Kendall's Story with Pediatric Epilepsy
On November 23, 2016, 12-year-old Kendall Cradick and her sisters were delivering pies to local police and fire stations to thank the first responders for their service throughout the year.
Like the girls, some of the firefighters wanted to show their gratitude, so they invited the sisters to check out the firetruck. As Kendall was exiting the truck, she fell into her mother, and then to the ground. The truck’s strobe lights had triggered her first seizure.
“Honestly, before my seizure I didn’t even know what epilepsy was,” Kendall said. “I had never heard of it or anyone who had it, so it just made me feel different from everyone else.”
And Kendall is different – but not quite in the way you assume. She is different in that every patient who is diagnosed with epilepsy is different. There are different causes, triggers and types of seizures. Kendall’s condition is unique to her, so she needs customized care to participate in activities she’s passionate about and achieve her goals.
“You wouldn’t know that Kendall has epilepsy when you see her interacting with friends, on the volleyball court or her academic focus, but we know it in the back of our heads,” Kendall’s father Matt said. “We’ve lived through her two seizures. They scared her, and they scared us.”
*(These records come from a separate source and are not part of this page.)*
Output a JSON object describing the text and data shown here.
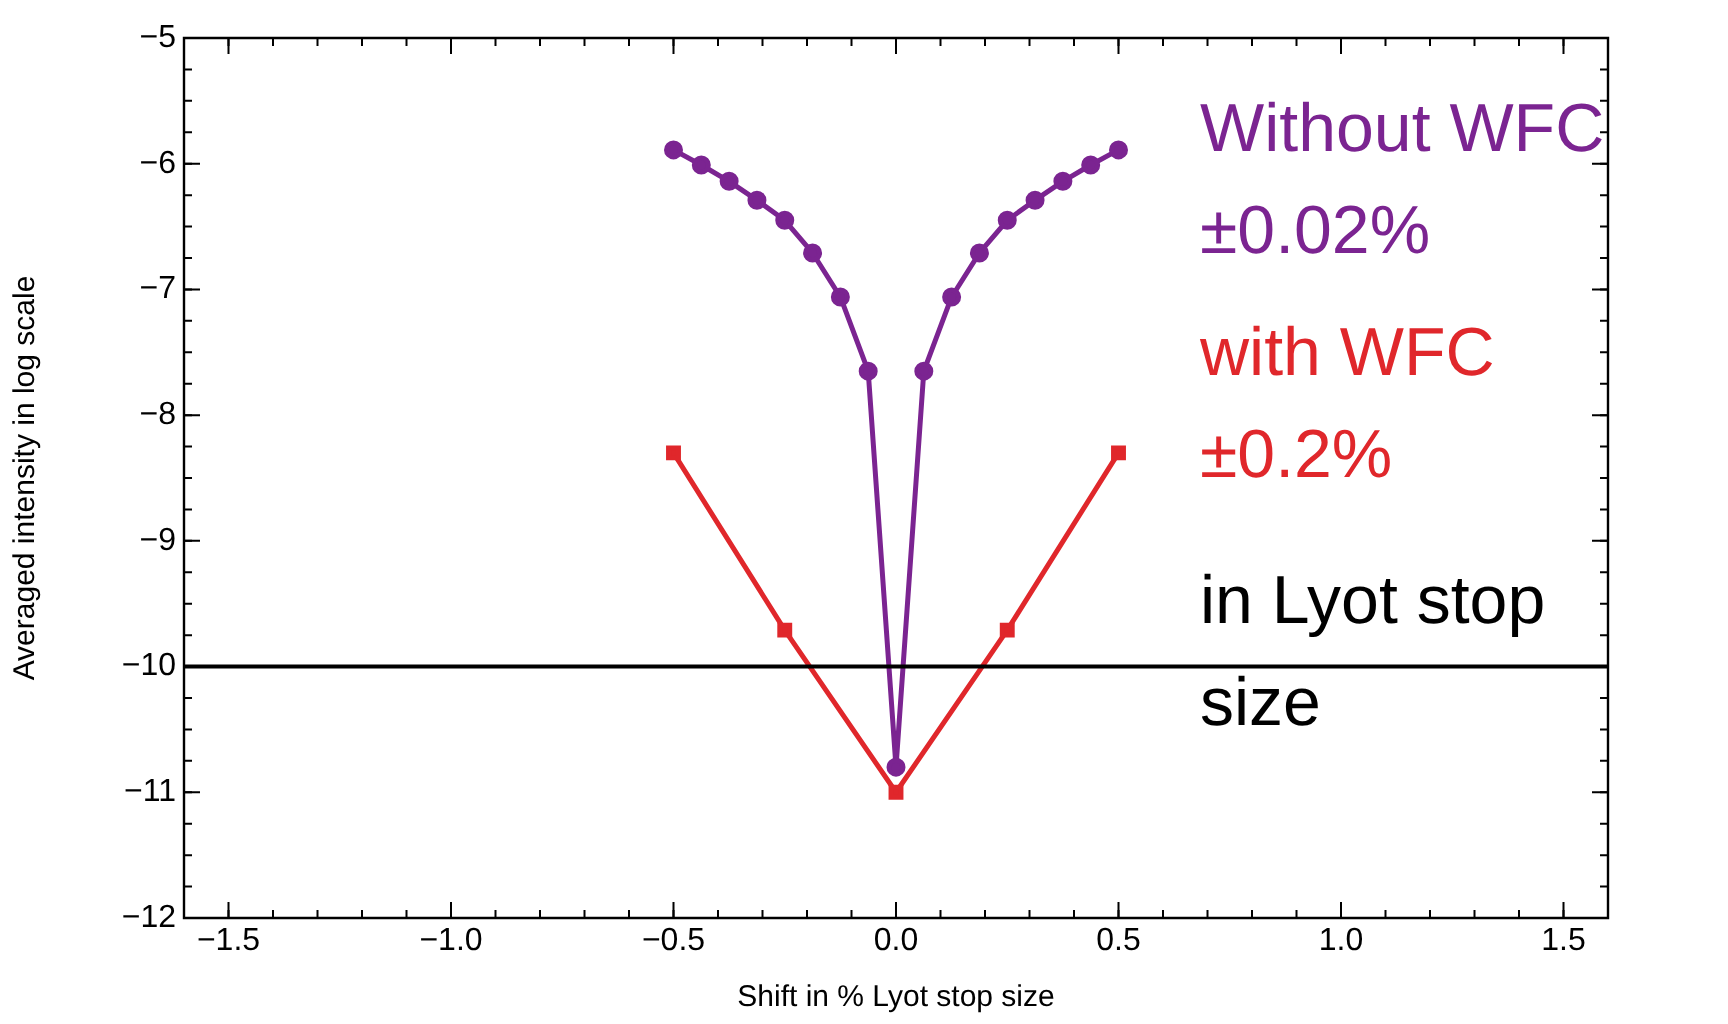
{
  "chart_data": {
    "type": "line",
    "xlabel": "Shift in % Lyot stop size",
    "ylabel": "Averaged intensity in log scale",
    "xlim": [
      -1.6,
      1.6
    ],
    "xticks": [
      {
        "value": -1.5,
        "label": "−1.5"
      },
      {
        "value": -1,
        "label": "−1.0"
      },
      {
        "value": -0.5,
        "label": "−0.5"
      },
      {
        "value": 0,
        "label": "0.0"
      },
      {
        "value": 0.5,
        "label": "0.5"
      },
      {
        "value": 1,
        "label": "1.0"
      },
      {
        "value": 1.5,
        "label": "1.5"
      }
    ],
    "ylim": [
      -12,
      -5
    ],
    "yticks": [
      {
        "value": -12,
        "label": "−12"
      },
      {
        "value": -11,
        "label": "−11"
      },
      {
        "value": -10,
        "label": "−10"
      },
      {
        "value": -9,
        "label": "−9"
      },
      {
        "value": -8,
        "label": "−8"
      },
      {
        "value": -7,
        "label": "−7"
      },
      {
        "value": -6,
        "label": "−6"
      },
      {
        "value": -5,
        "label": "−5"
      }
    ],
    "grid": false,
    "legend": false,
    "series": [
      {
        "name": "Without WFC ±0.02%",
        "color": "#7b2491",
        "marker": "circle",
        "x": [
          -0.5,
          -0.4375,
          -0.375,
          -0.3125,
          -0.25,
          -0.1875,
          -0.125,
          -0.0625,
          0,
          0.0625,
          0.125,
          0.1875,
          0.25,
          0.3125,
          0.375,
          0.4375,
          0.5
        ],
        "values": [
          -5.89,
          -6.01,
          -6.14,
          -6.29,
          -6.45,
          -6.71,
          -7.06,
          -7.65,
          -10.8,
          -7.65,
          -7.06,
          -6.71,
          -6.45,
          -6.29,
          -6.14,
          -6.01,
          -5.89
        ]
      },
      {
        "name": "with WFC ±0.2%",
        "color": "#e0272b",
        "marker": "square",
        "x": [
          -0.5,
          -0.25,
          0,
          0.25,
          0.5
        ],
        "values": [
          -8.3,
          -9.71,
          -11,
          -9.71,
          -8.3
        ]
      }
    ],
    "ref_lines": [
      {
        "axis": "y",
        "value": -10,
        "color": "#000000"
      }
    ],
    "annotations": [
      "in Lyot stop size"
    ]
  }
}
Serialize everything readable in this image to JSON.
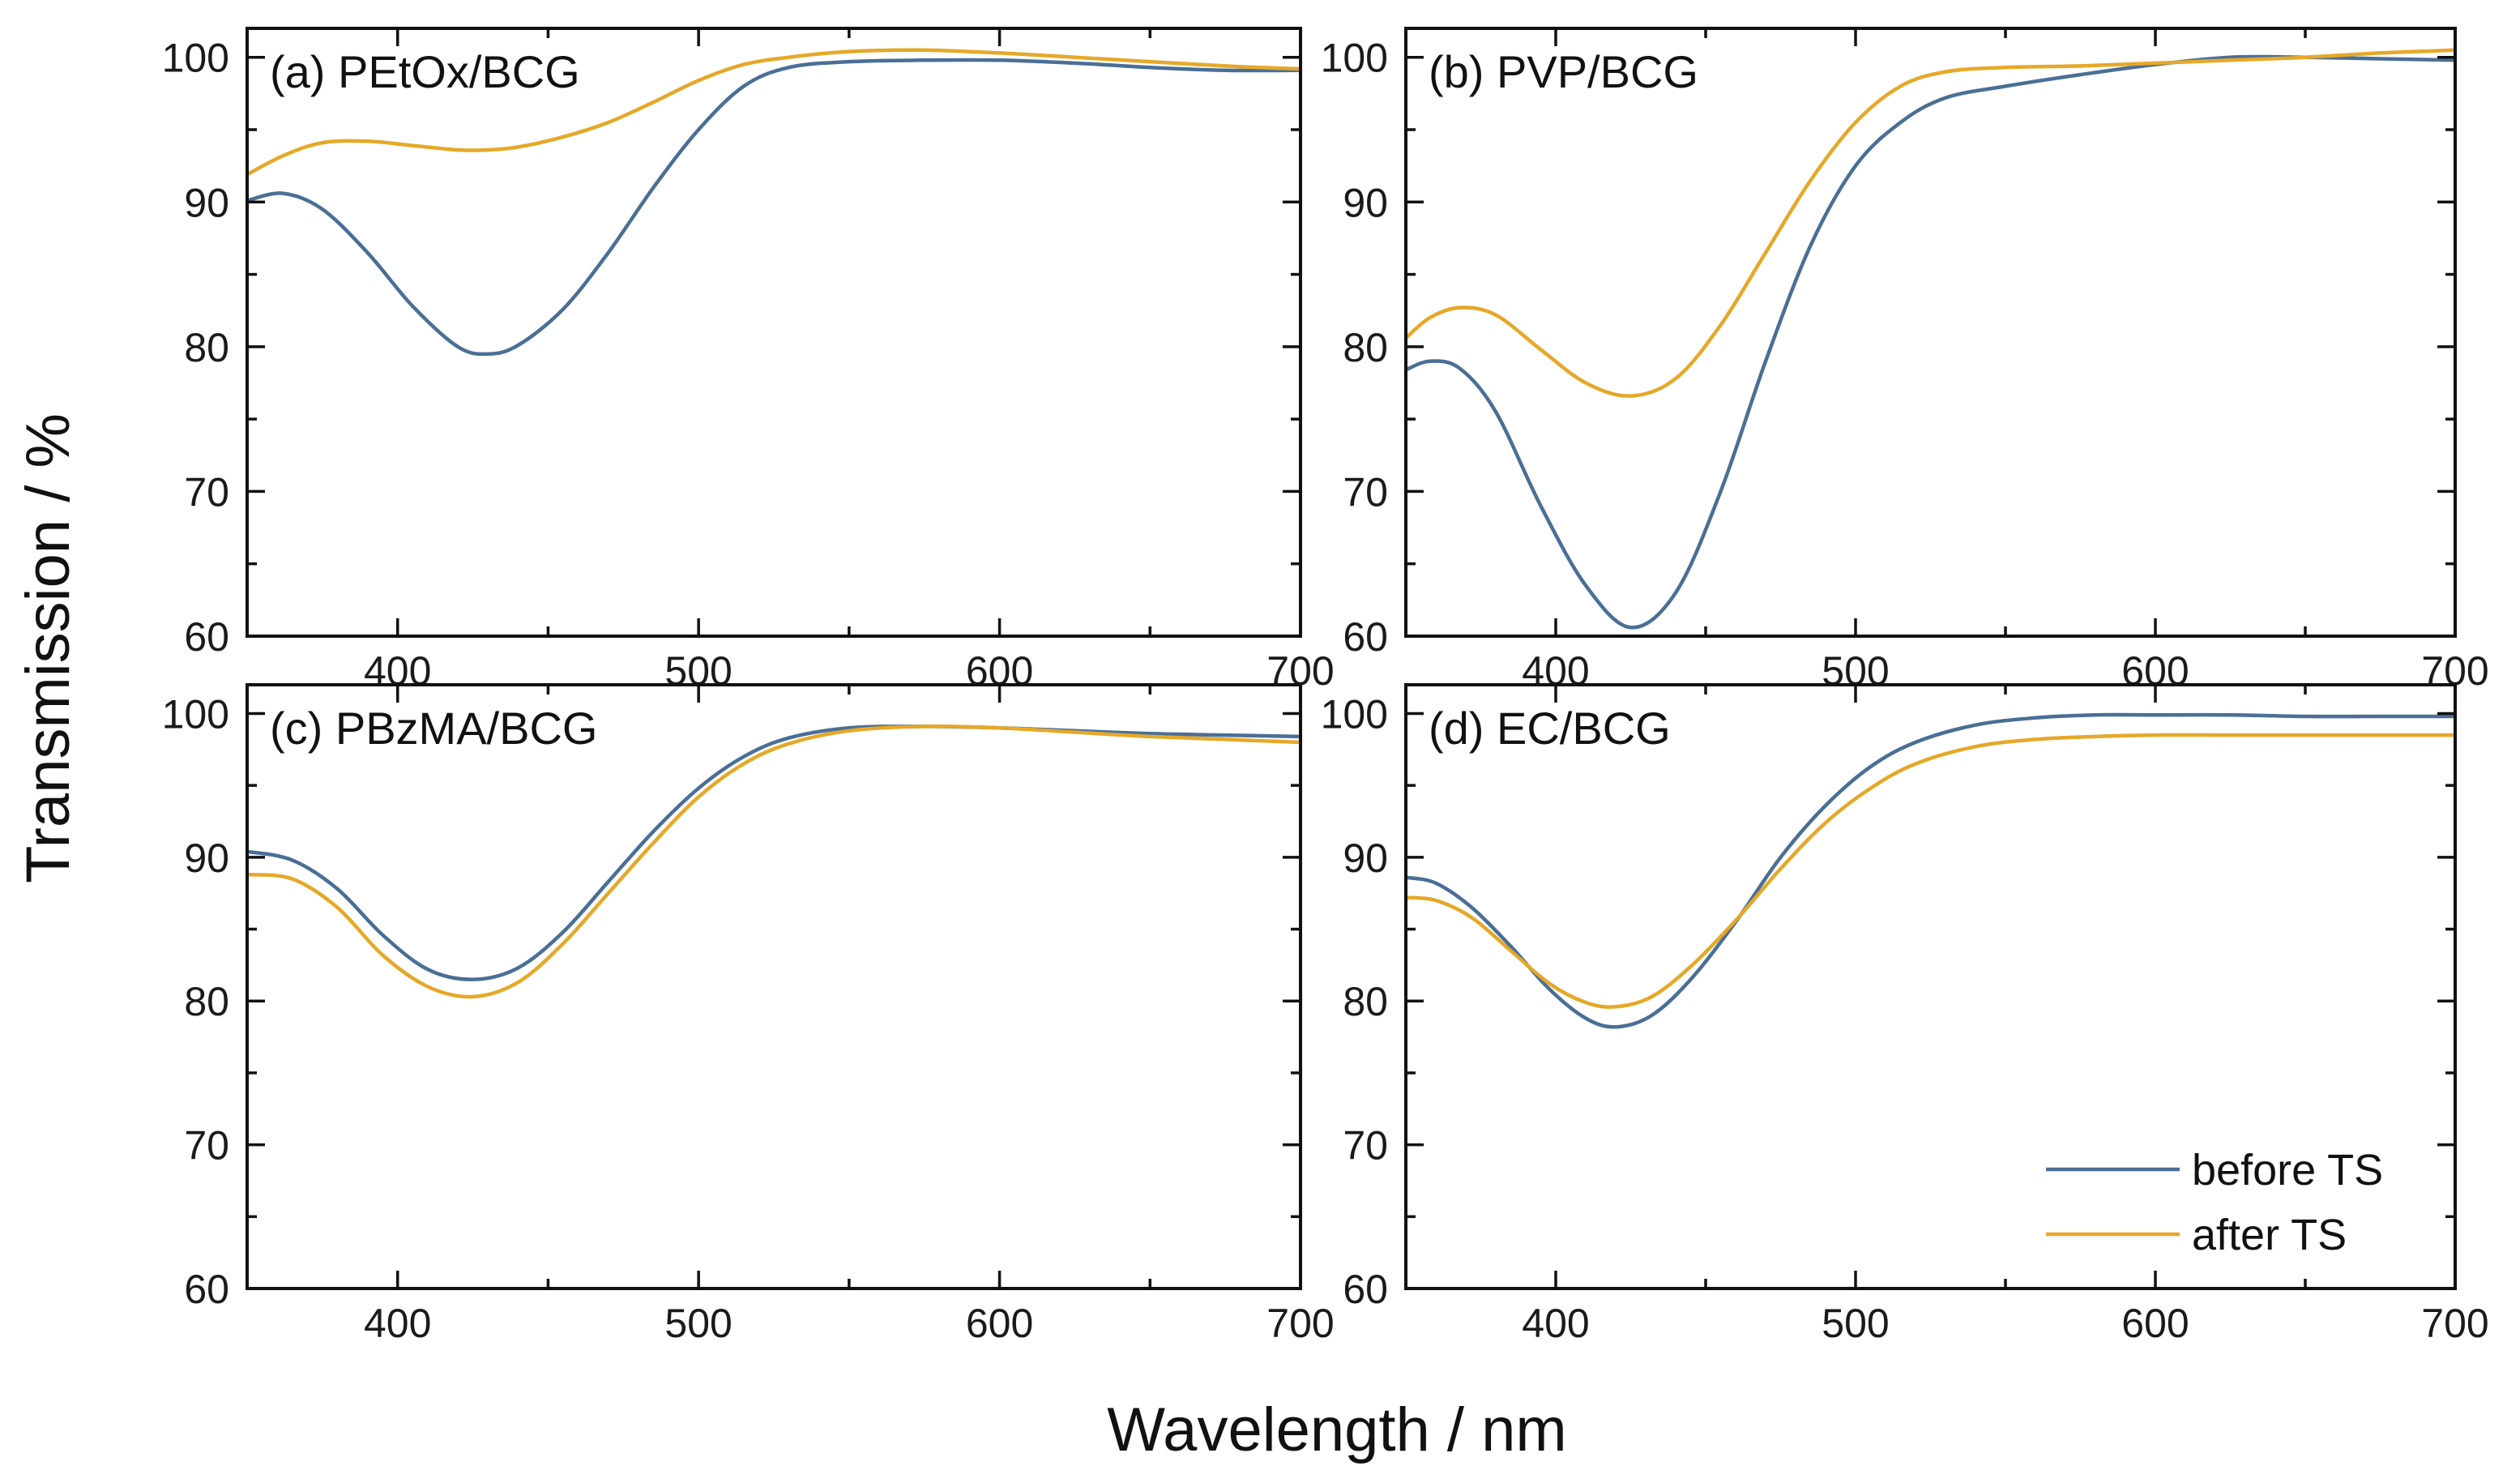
{
  "chart_data": [
    {
      "type": "line",
      "title": "(a) PEtOx/BCG",
      "xlabel": "Wavelength / nm",
      "ylabel": "Transmission / %",
      "xlim": [
        350,
        700
      ],
      "ylim": [
        60,
        102
      ],
      "xticks": [
        "400",
        "500",
        "600",
        "700"
      ],
      "yticks": [
        "60",
        "70",
        "80",
        "90",
        "100"
      ],
      "x": [
        350,
        362,
        375,
        390,
        405,
        420,
        430,
        440,
        455,
        470,
        485,
        500,
        515,
        530,
        550,
        575,
        600,
        625,
        650,
        675,
        700
      ],
      "series": [
        {
          "name": "before TS",
          "color": "#4a6f96",
          "values": [
            90.1,
            90.6,
            89.5,
            86.5,
            82.8,
            80.0,
            79.5,
            80.1,
            82.6,
            86.5,
            91.0,
            95.0,
            98.0,
            99.3,
            99.7,
            99.8,
            99.8,
            99.6,
            99.3,
            99.1,
            99.1
          ]
        },
        {
          "name": "after TS",
          "color": "#e5a828",
          "values": [
            91.9,
            93.2,
            94.1,
            94.2,
            93.9,
            93.6,
            93.6,
            93.8,
            94.5,
            95.5,
            96.9,
            98.4,
            99.5,
            100.0,
            100.4,
            100.5,
            100.3,
            100.0,
            99.7,
            99.4,
            99.2
          ]
        }
      ]
    },
    {
      "type": "line",
      "title": "(b) PVP/BCG",
      "xlabel": "Wavelength / nm",
      "ylabel": "Transmission / %",
      "xlim": [
        350,
        700
      ],
      "ylim": [
        60,
        102
      ],
      "xticks": [
        "400",
        "500",
        "600",
        "700"
      ],
      "yticks": [
        "60",
        "70",
        "80",
        "90",
        "100"
      ],
      "x": [
        350,
        358,
        368,
        380,
        395,
        410,
        425,
        440,
        455,
        470,
        485,
        500,
        515,
        530,
        550,
        575,
        600,
        625,
        650,
        675,
        700
      ],
      "series": [
        {
          "name": "before TS",
          "color": "#4a6f96",
          "values": [
            78.4,
            79.0,
            78.5,
            75.5,
            69.0,
            63.5,
            60.6,
            63.0,
            70.0,
            79.0,
            87.0,
            92.5,
            95.5,
            97.2,
            98.0,
            98.8,
            99.5,
            100.0,
            100.0,
            99.9,
            99.8
          ]
        },
        {
          "name": "after TS",
          "color": "#e5a828",
          "values": [
            80.6,
            82.0,
            82.7,
            82.2,
            79.8,
            77.5,
            76.6,
            77.8,
            81.5,
            86.5,
            91.5,
            95.5,
            98.0,
            99.0,
            99.3,
            99.4,
            99.6,
            99.8,
            100.0,
            100.3,
            100.5
          ]
        }
      ]
    },
    {
      "type": "line",
      "title": "(c) PBzMA/BCG",
      "xlabel": "Wavelength / nm",
      "ylabel": "Transmission / %",
      "xlim": [
        350,
        700
      ],
      "ylim": [
        60,
        102
      ],
      "xticks": [
        "400",
        "500",
        "600",
        "700"
      ],
      "yticks": [
        "60",
        "70",
        "80",
        "90",
        "100"
      ],
      "x": [
        350,
        365,
        380,
        395,
        410,
        425,
        440,
        455,
        470,
        485,
        500,
        515,
        530,
        550,
        575,
        600,
        625,
        650,
        675,
        700
      ],
      "series": [
        {
          "name": "before TS",
          "color": "#4a6f96",
          "values": [
            90.4,
            89.8,
            87.8,
            84.6,
            82.2,
            81.5,
            82.3,
            84.8,
            88.3,
            91.8,
            94.8,
            97.0,
            98.3,
            99.0,
            99.1,
            99.0,
            98.8,
            98.6,
            98.5,
            98.4
          ]
        },
        {
          "name": "after TS",
          "color": "#e5a828",
          "values": [
            88.8,
            88.5,
            86.5,
            83.2,
            81.0,
            80.3,
            81.3,
            84.0,
            87.5,
            91.0,
            94.2,
            96.5,
            97.9,
            98.8,
            99.1,
            99.0,
            98.7,
            98.4,
            98.2,
            98.0
          ]
        }
      ]
    },
    {
      "type": "line",
      "title": "(d) EC/BCG",
      "xlabel": "Wavelength / nm",
      "ylabel": "Transmission / %",
      "xlim": [
        350,
        700
      ],
      "ylim": [
        60,
        102
      ],
      "xticks": [
        "400",
        "500",
        "600",
        "700"
      ],
      "yticks": [
        "60",
        "70",
        "80",
        "90",
        "100"
      ],
      "x": [
        350,
        360,
        372,
        385,
        398,
        410,
        420,
        432,
        445,
        460,
        475,
        490,
        505,
        520,
        540,
        560,
        580,
        600,
        625,
        650,
        675,
        700
      ],
      "series": [
        {
          "name": "before TS",
          "color": "#4a6f96",
          "values": [
            88.6,
            88.2,
            86.5,
            83.8,
            80.8,
            78.8,
            78.2,
            79.0,
            81.5,
            85.5,
            90.0,
            93.6,
            96.3,
            98.0,
            99.2,
            99.7,
            99.9,
            99.9,
            99.9,
            99.8,
            99.8,
            99.8
          ]
        },
        {
          "name": "after TS",
          "color": "#e5a828",
          "values": [
            87.2,
            87.0,
            85.8,
            83.5,
            81.2,
            79.9,
            79.6,
            80.3,
            82.4,
            85.6,
            89.2,
            92.4,
            94.8,
            96.5,
            97.7,
            98.2,
            98.4,
            98.5,
            98.5,
            98.5,
            98.5,
            98.5
          ]
        }
      ]
    }
  ],
  "figure": {
    "xlabel": "Wavelength / nm",
    "ylabel": "Transmission / %",
    "legend": {
      "position": "bottom-right",
      "panel": 3,
      "entries": [
        {
          "label": "before TS",
          "color": "#4a6f96"
        },
        {
          "label": "after TS",
          "color": "#e5a828"
        }
      ]
    }
  }
}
Despite Kendall’s epilepsy being fairly under control, Kendall’s parents initially feared having to tell their daughter she couldn’t drive or play sports like other kids her age. They feared she would lose “the freedom of growing up.”
When Kendall’s mother Laurie heard about an
epilepsy center being formed at Boys Town National Research Hospital to serve children like Kendall who need specialized care, she knew she had to learn more. She began communicating with the center’s medical director, Dr. Deepak Madhavan. When Boys Town Pediatric Epilepsy Center came to fruition, Dr. Madhavan connected Laurie with the neurology team.
They all immediately felt at ease with the
pediatric neurologists at Boys Town, and they credit her as the reason for much of their success.
“She [the neurologist] is amazing,” Laurie said. “She’s someone who listens to the whole patient. She wants to know what’s important to you and to your family. She wants to know how to tailor the care to you and what you want to accomplish going forward.”
Kendall’s parents have two main goals as they move forward: for Kendall to feel empowered and able to care for herself, and for Kendall’s epilepsy to be manageable without medication. With specialized epilepsy physicians on their side, they are confident that they can reach these goals.
“We didn’t have a bad experience with our prior neurologist, and it would have been easy to maintain status quo and not ask for more for our child,” Laurie said. “But Dr. Madhavan and everyone that we’ve had exposure to at Boys Town have all really given me this assurance that I made the right step converting her care to Boys Town.”
So yes. Kendall is different – but not in the way that you assume. She is different in that she has unique aspirations, which she will achieve with her distinct skills. And she is different in that she has unique goals, which she will achieve by following her own path.